Short Answer 
The atmospheric pressure can be modeled using the exponential function f(x) = 14.7 (1/2)^(x/3.6), where 14.7 lb/in² is the initial pressure at sea level and the pressure halves for every 3.6 miles ascended. This function allows us to calculate atmospheric pressure at various altitudes.
Step 1: Understand the Exponential Function
The general formula for modeling atmospheric pressure is the exponential function: f(x) = ab^x, where a represents the initial value and b is the growth rate. In this scenario, at sea level (0 miles), the atmospheric pressure is 14.7 lb/in². This value serves as the initial pressure for our function.
Step 2: Determine the Growth Rate
As I climb above sea level, the pressure reduces by half for every 3.6 miles ascended. Therefore, the growth factor can be calculated as (1/2)^(1/3.6). This adjustment allows us to model how quickly pressure decreases with altitude. The function now takes the form where initial pressure is 14.7 and the growth factor reflects this decline.

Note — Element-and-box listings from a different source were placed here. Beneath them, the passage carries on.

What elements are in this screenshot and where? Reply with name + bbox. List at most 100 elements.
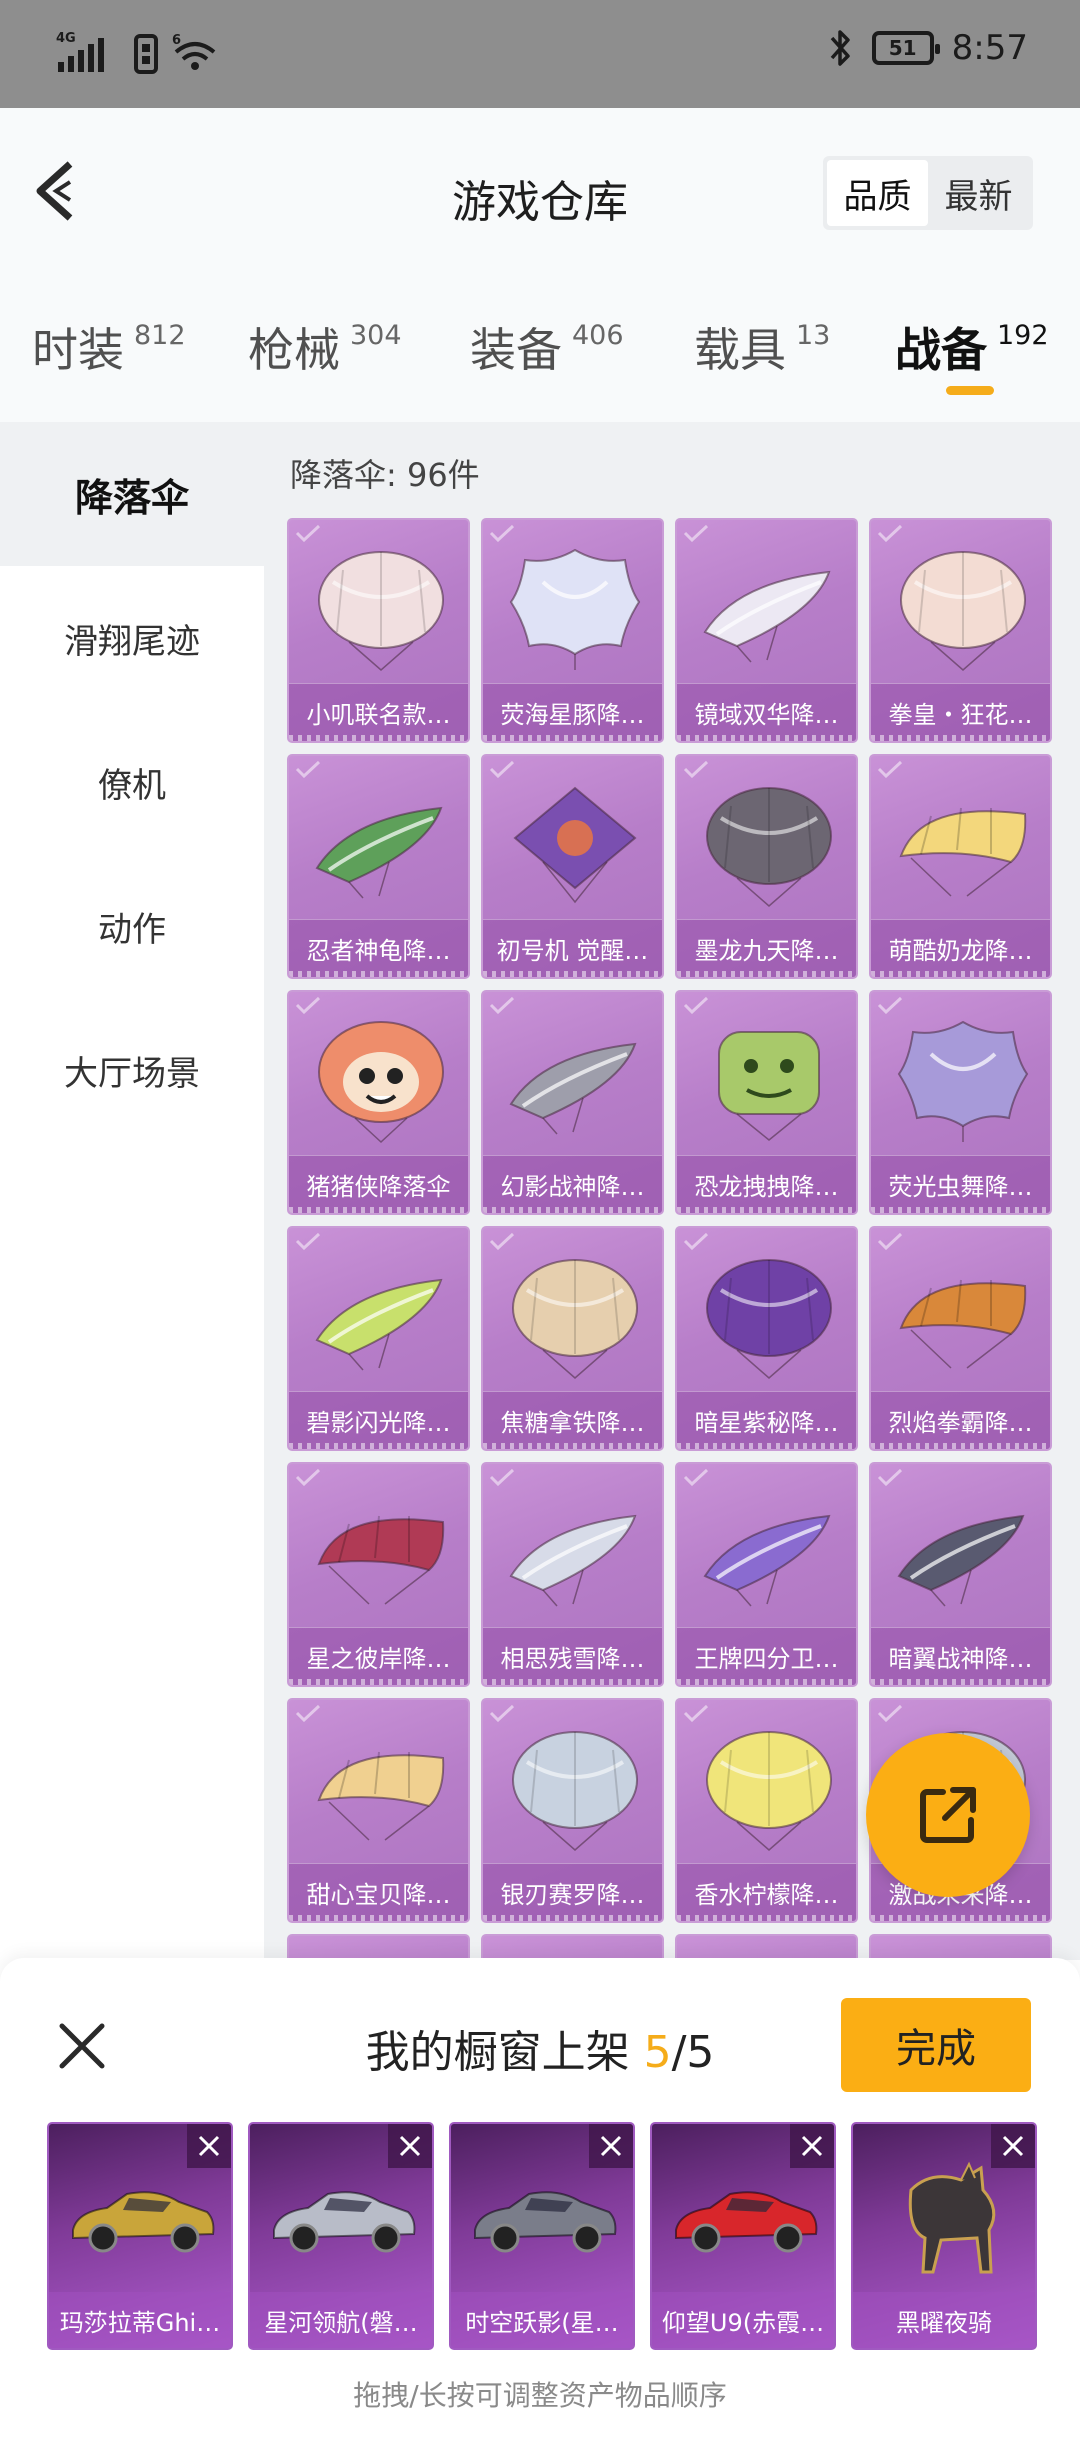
parachute-item[interactable]: 忍者神龟降…	[287, 754, 470, 979]
item-name: 拳皇・狂花…	[871, 683, 1050, 741]
check-icon	[683, 996, 709, 1014]
parachute-item[interactable]: 王牌四分卫…	[675, 1462, 858, 1687]
item-name: 幻影战神降…	[483, 1155, 662, 1213]
parachute-item[interactable]: 墨龙九天降…	[675, 754, 858, 979]
item-name: 墨龙九天降…	[677, 919, 856, 977]
parachute-item[interactable]: 荧海星豚降…	[481, 518, 664, 743]
sidebar-item-glide-trail[interactable]: 滑翔尾迹	[0, 566, 264, 710]
tab-battle-gear[interactable]: 战备 192	[895, 314, 1049, 380]
showcase-item[interactable]: 星河领航(磐…	[248, 2122, 434, 2350]
glider-icon	[697, 1486, 840, 1621]
car-icon	[67, 2160, 217, 2280]
sim-icon	[134, 34, 158, 74]
tab-weapons[interactable]: 枪械 304	[248, 314, 402, 380]
showcase-item[interactable]: 黑曜夜骑	[851, 2122, 1037, 2350]
parachute-square-icon	[697, 1014, 840, 1149]
showcase-item-name: 时空跃影(星…	[451, 2292, 633, 2348]
check-icon	[489, 1232, 515, 1250]
parachute-item[interactable]: 拳皇・狂花…	[869, 518, 1052, 743]
check-icon	[877, 760, 903, 778]
remove-item-button[interactable]	[790, 2124, 834, 2168]
item-name: 王牌四分卫…	[677, 1627, 856, 1685]
check-icon	[489, 996, 515, 1014]
showcase-item-name: 仰望U9(赤霞…	[652, 2292, 834, 2348]
parachute-item[interactable]: 小叽联名款…	[287, 518, 470, 743]
sort-option-quality[interactable]: 品质	[827, 160, 928, 226]
showcase-sheet: 我的橱窗上架 5/5 完成 玛莎拉蒂Ghi… 星河领航(磐… 时空跃影(星… 仰…	[0, 1958, 1080, 2460]
parachute-item[interactable]	[481, 1934, 664, 1960]
parachute-item[interactable]: 荧光虫舞降…	[869, 990, 1052, 1215]
item-name: 镜域双华降…	[677, 683, 856, 741]
parachute-round-icon	[697, 1250, 840, 1385]
sidebar-item-emote[interactable]: 动作	[0, 854, 264, 998]
car-icon	[268, 2160, 418, 2280]
parachute-item[interactable]: 恐龙拽拽降…	[675, 990, 858, 1215]
item-rarity-bar	[871, 971, 1050, 977]
cellular-signal-icon: 4G	[56, 31, 104, 72]
showcase-item[interactable]: 仰望U9(赤霞…	[650, 2122, 836, 2350]
parachute-canopy-icon	[891, 1250, 1034, 1385]
parachute-item[interactable]: 星之彼岸降…	[287, 1462, 470, 1687]
tab-fashion[interactable]: 时装 812	[32, 314, 186, 380]
sidebar-item-parachute[interactable]: 降落伞	[0, 422, 264, 566]
parachute-item[interactable]: 焦糖拿铁降…	[481, 1226, 664, 1451]
tab-label: 时装	[32, 323, 124, 377]
item-rarity-bar	[677, 971, 856, 977]
parachute-item[interactable]: 香水柠檬降…	[675, 1698, 858, 1923]
parachute-item[interactable]: 幻影战神降…	[481, 990, 664, 1215]
remove-item-button[interactable]	[388, 2124, 432, 2168]
parachute-item[interactable]: 猪猪侠降落伞	[287, 990, 470, 1215]
parachute-item[interactable]: 萌酷奶龙降…	[869, 754, 1052, 979]
tab-vehicles[interactable]: 载具 13	[694, 314, 830, 380]
parachute-item[interactable]: 烈焰拳霸降…	[869, 1226, 1052, 1451]
item-rarity-bar	[677, 735, 856, 741]
close-icon	[801, 2135, 823, 2157]
showcase-item[interactable]: 玛莎拉蒂Ghi…	[47, 2122, 233, 2350]
item-rarity-bar	[289, 735, 468, 741]
tab-count: 13	[796, 320, 831, 351]
parachute-round-icon	[697, 1722, 840, 1857]
parachute-star-icon	[503, 542, 646, 677]
status-right: 51 8:57	[828, 28, 1028, 68]
remove-item-button[interactable]	[187, 2124, 231, 2168]
sidebar: 降落伞 滑翔尾迹 僚机 动作 大厅场景	[0, 422, 264, 1960]
parachute-item[interactable]: 暗星紫秘降…	[675, 1226, 858, 1451]
parachute-item[interactable]: 甜心宝贝降…	[287, 1698, 470, 1923]
parachute-item[interactable]	[675, 1934, 858, 1960]
check-icon	[295, 1468, 321, 1486]
sort-option-newest[interactable]: 最新	[928, 160, 1029, 226]
remove-item-button[interactable]	[589, 2124, 633, 2168]
parachute-item[interactable]: 相思残雪降…	[481, 1462, 664, 1687]
reorder-hint: 拖拽/长按可调整资产物品顺序	[353, 2379, 727, 2412]
item-rarity-bar	[677, 1443, 856, 1449]
done-button[interactable]: 完成	[841, 1998, 1031, 2092]
share-button[interactable]	[866, 1733, 1030, 1897]
item-rarity-bar	[871, 1679, 1050, 1685]
remove-item-button[interactable]	[991, 2124, 1035, 2168]
item-rarity-bar	[871, 1915, 1050, 1921]
header: 游戏仓库 品质 最新	[0, 108, 1080, 270]
horse-icon	[871, 2160, 1021, 2280]
sidebar-item-wingman[interactable]: 僚机	[0, 710, 264, 854]
sidebar-item-lobby-scene[interactable]: 大厅场景	[0, 998, 264, 1142]
tab-count: 406	[572, 320, 624, 351]
parachute-item[interactable]	[287, 1934, 470, 1960]
parachute-item[interactable]: 镜域双华降…	[675, 518, 858, 743]
check-icon	[295, 1704, 321, 1722]
parachute-item[interactable]: 碧影闪光降…	[287, 1226, 470, 1451]
glider-icon	[309, 1250, 452, 1385]
svg-text:4G: 4G	[56, 31, 76, 46]
item-rarity-bar	[677, 1679, 856, 1685]
close-icon	[1002, 2135, 1024, 2157]
showcase-item[interactable]: 时空跃影(星…	[449, 2122, 635, 2350]
item-rarity-bar	[289, 1207, 468, 1213]
tab-equipment[interactable]: 装备 406	[470, 314, 624, 380]
check-icon	[683, 524, 709, 542]
glider-icon	[891, 1486, 1034, 1621]
item-name: 小叽联名款…	[289, 683, 468, 741]
parachute-item[interactable]: 暗翼战神降…	[869, 1462, 1052, 1687]
parachute-item[interactable]: 银刃赛罗降…	[481, 1698, 664, 1923]
parachute-item[interactable]	[869, 1934, 1052, 1960]
parachute-item[interactable]: 初号机 觉醒…	[481, 754, 664, 979]
parachute-round-icon	[309, 542, 452, 677]
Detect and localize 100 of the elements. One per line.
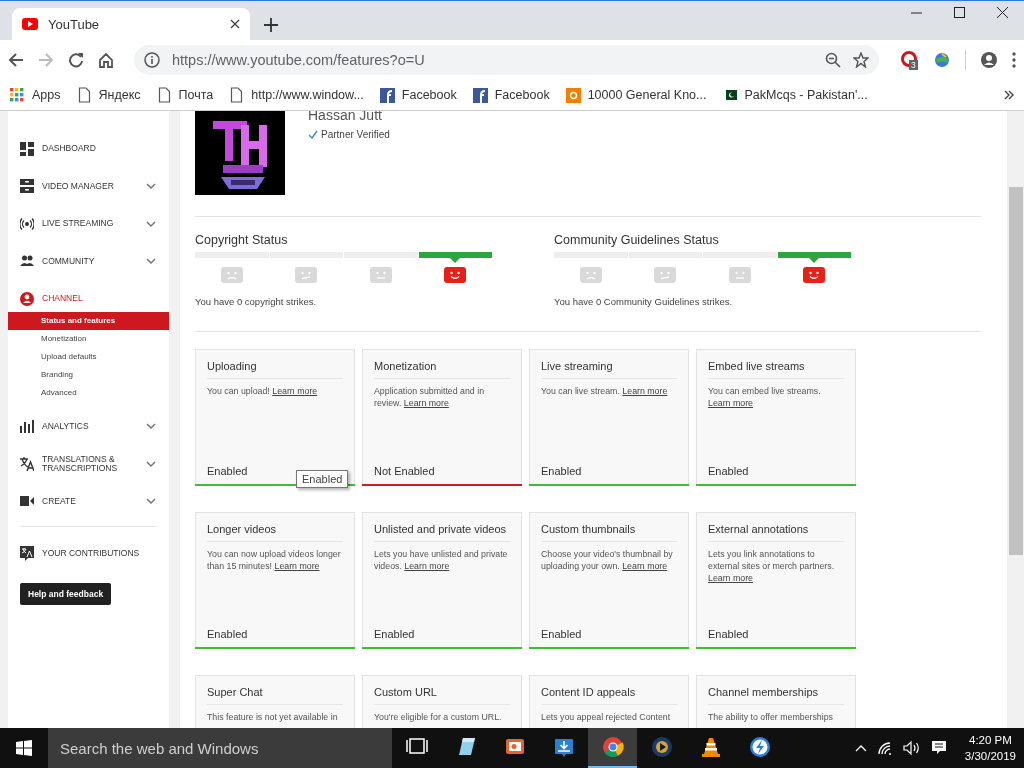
round-app-icon [748,736,771,758]
feature-status: Enabled [541,628,582,640]
sidebar-item[interactable]: TRANSLATIONS & TRANSCRIPTIONS [8,445,169,483]
profile-icon[interactable] [980,51,998,69]
meh-face-icon [654,267,677,283]
bookmark[interactable]: Яндекс [76,87,141,103]
download-icon [552,736,575,758]
sidebar-subitem[interactable]: Advanced [8,383,169,402]
bookmark[interactable]: Facebook [472,87,550,103]
chevron-up-icon[interactable] [854,744,867,752]
feature-status: Enabled [207,628,248,640]
address-bar[interactable]: https://www.youtube.com/features?o=U [134,45,879,75]
close-icon[interactable] [230,19,240,29]
chevron-down-icon[interactable] [145,256,157,267]
media-disc-icon [650,736,673,758]
apps-icon [10,87,25,103]
channel-icon [20,291,34,306]
feature-description: The ability to offer memberships [708,711,834,723]
translate-icon [20,456,34,471]
zoom-out-icon[interactable] [825,52,841,68]
traffic-cone-icon [699,736,722,758]
learn-more-link[interactable]: Learn more [708,573,753,583]
wifi-icon[interactable] [876,741,893,755]
feature-title: Longer videos [207,523,343,542]
sidebar-subitem[interactable]: Upload defaults [8,347,169,366]
feature-title: External annotations [708,523,844,542]
page-icon [229,87,245,103]
chevron-down-icon[interactable] [145,218,157,229]
star-icon[interactable] [853,52,869,68]
sidebar-item[interactable]: YOUR CONTRIBUTIONS [8,535,169,573]
learn-more-link[interactable]: Learn more [708,398,753,408]
play-logo-icon [22,18,38,30]
sidebar-item[interactable]: DASHBOARD [8,130,169,168]
sidebar-subitem[interactable]: Branding [8,365,169,384]
feature-description: Application submitted and in review. Learn more [374,385,486,409]
info-icon[interactable] [144,52,160,68]
channel-name: Hassan Jutt [308,111,383,123]
notification-icon[interactable] [930,740,947,756]
sidebar-subitem[interactable]: Monetization [8,329,169,348]
search-field[interactable]: Search the web and Windows [48,728,392,768]
menu-icon[interactable] [1012,52,1016,68]
feature-description: You can now upload videos longer than 15 minutes! Learn more [207,548,342,572]
reload-icon[interactable] [68,52,84,68]
feature-status: Enabled [541,465,582,477]
sidebar-item[interactable]: CREATE [8,482,169,520]
feature-title: Custom URL [374,686,510,705]
learn-more-link[interactable]: Learn more [622,561,668,571]
learn-more-link[interactable]: Learn more [272,386,318,396]
feature-status: Enabled [708,465,749,477]
check-icon [308,130,318,139]
site-icon [379,87,395,103]
feature-title: Monetization [374,360,510,379]
learn-more-link[interactable]: Learn more [404,561,450,571]
community-icon [20,254,34,269]
feature-status: Enabled [374,628,415,640]
clock-time: 4:20 PM [969,733,1012,748]
maximize-icon[interactable] [954,7,965,18]
sidebar-item[interactable]: COMMUNITY [8,242,169,280]
chevron-down-icon[interactable] [145,421,157,432]
chevron-down-icon[interactable] [145,496,157,507]
windows-start-icon[interactable] [16,740,32,756]
chevron-down-icon[interactable] [145,181,157,192]
sidebar-item[interactable]: LIVE STREAMING [8,205,169,243]
sidebar-subitem[interactable]: Status and features [8,311,169,330]
video-manager-icon [20,179,34,194]
feature-description: You're eligible for a custom URL. [374,711,503,723]
dashboard-icon [20,141,34,156]
bookmark[interactable]: 10000 General Kno... [565,87,707,103]
feature-description: Choose your video's thumbnail by uploading your own. Learn more [541,548,674,572]
bookmark[interactable]: http://www.window... [229,87,364,103]
feature-title: Super Chat [207,686,343,705]
volume-icon[interactable] [902,741,921,755]
learn-more-link[interactable]: Learn more [403,398,449,408]
sidebar-item[interactable]: ANALYTICS [8,407,169,445]
learn-more-link[interactable]: Learn more [622,386,668,396]
plus-icon[interactable] [264,18,278,32]
feature-title: Live streaming [541,360,677,379]
taskbar-button[interactable] [588,728,637,768]
help-button[interactable]: Help and feedback [20,582,112,605]
back-icon[interactable] [8,52,24,68]
sidebar-item[interactable]: VIDEO MANAGER [8,167,169,205]
browser-tab[interactable]: YouTube [12,8,250,40]
close-icon[interactable] [997,7,1008,18]
analytics-icon [20,419,34,434]
flag-icon [722,87,738,103]
bookmark[interactable]: Apps [10,87,61,103]
strike-message: You have 0 Community Guidelines strikes. [554,296,734,307]
bookmark[interactable]: PakMcqs - Pakistan'... [722,87,868,103]
badge: 3 [909,60,918,70]
extension-icon[interactable] [901,51,919,69]
bookmark[interactable]: Почта [156,87,214,103]
globe-icon[interactable] [933,51,951,69]
bookmark[interactable]: Facebook [379,87,457,103]
clock-date: 3/30/2019 [964,749,1016,764]
learn-more-link[interactable]: Learn more [274,561,320,571]
chevron-right-icon[interactable] [1004,90,1014,100]
happy-face-icon [444,267,467,283]
feature-title: Channel memberships [708,686,844,705]
home-icon[interactable] [98,52,114,68]
chevron-down-icon[interactable] [145,458,157,469]
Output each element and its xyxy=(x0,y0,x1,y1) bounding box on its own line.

Step 3: Formulate the Pressure Function
The atmospheric pressure function based on height becomes f(x) = 14.7 (1/2)^(x/3.6). In this equation, x indicates the number of miles above sea level, while f(x) represents the atmospheric pressure in lb/in². From this function, we can calculate pressure values, such as:
- At 0 miles: 14.7 lb/in²
- At 3.6 miles: 7.35 lb/in²
- At 7.2 miles: 3.675 lb/in²
- At 10.8 miles: 1.8375 lb/in²